Erinnern fängt mit damals an!
Not dressed
Juli 1969
Der Mercedes Benz von Vater steuert die Grafschaft Oxfordshire an; so kommt es mir jedenfalls vor, denn auf
jeder Autofahrt wird Vater zum Zentaur, der mit der Maschine verschmilzt, allerdings wird er auch unsichtbar.
Die Eltern wollen mich, die 17-jährige Tochter für einen Monat zum Anwesen
eines pensionierten Majors bringen.
Dessen um etliche Jahre
jüngere Frau- so der Prospekt- nimmt Sprachschüler aus dem Ausland auf und bildet sie in der englischen Sprache weiter .
Nach langer Autofahrt und Fährüberfahrt von Calais nach Dover haben Eltern,
jüngerer Bruder und ich ( ich weniger) Hunger auf eine warme Mahlzeit.
Zerstreut blättere ich in Musikzeitschriften und freue mich in eine Gegend unweit von Swinging London zu kommen,
wo ich den Musiker-Idolen nahe bin, deren
Musik ich vielleicht in einem Gig direkt und pur erleben kann. Seien es die Stones, die Kinks oder andere.

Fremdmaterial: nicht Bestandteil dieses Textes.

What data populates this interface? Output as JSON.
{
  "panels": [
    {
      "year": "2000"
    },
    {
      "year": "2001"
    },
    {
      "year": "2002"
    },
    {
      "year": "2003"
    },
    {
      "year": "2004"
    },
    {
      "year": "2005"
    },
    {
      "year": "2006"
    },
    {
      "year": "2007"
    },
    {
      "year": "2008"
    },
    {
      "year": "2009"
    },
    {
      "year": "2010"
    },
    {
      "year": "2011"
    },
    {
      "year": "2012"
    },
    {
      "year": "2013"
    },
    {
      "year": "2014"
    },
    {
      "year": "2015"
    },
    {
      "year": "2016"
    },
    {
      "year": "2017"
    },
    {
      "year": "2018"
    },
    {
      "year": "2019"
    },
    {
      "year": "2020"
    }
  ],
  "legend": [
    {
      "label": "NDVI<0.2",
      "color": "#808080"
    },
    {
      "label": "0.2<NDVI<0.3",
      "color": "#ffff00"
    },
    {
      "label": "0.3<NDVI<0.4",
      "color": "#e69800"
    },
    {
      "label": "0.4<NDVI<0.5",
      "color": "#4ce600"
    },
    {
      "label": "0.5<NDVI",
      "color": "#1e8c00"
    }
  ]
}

Diese Tag-Träume nähren mich und so bekomme ich kaum mit, dass Vater einen Kiesweg
entlang fährt, der in einem Parkplatz vor einem malerischen Landhaus mündet.
Hier befindet sich ein Restaurant, im Guide Michelin empfohlen, was die Eltern
als angemessen für die letzte Mahlzeit mit ihrer Tochter ansehen.
Mutter scheitelt und frisiert den 13-jährigen Bruder, der sich das kaum noch
gefallen lassen will, zumal sie es auf die Art macht, wie das damals so üblich war: Es wurde blitzschnell kurz auf den Kamm gespuckt, um den Scheitel schön geschmeidig ziehen zu können. Anschliessend schminkt und parfümiert sie sich, dann schreitet
sie hinter Vater her, der uns die Tür zum Landhaus aufhält.
Wir betreten Räume mit hölzerner Decke und hohen Lehnstühlen, sofort
kommt ein dienstbeflissener Ober auf uns zu und begrüßt uns , etwas maniriert, wie ich finde.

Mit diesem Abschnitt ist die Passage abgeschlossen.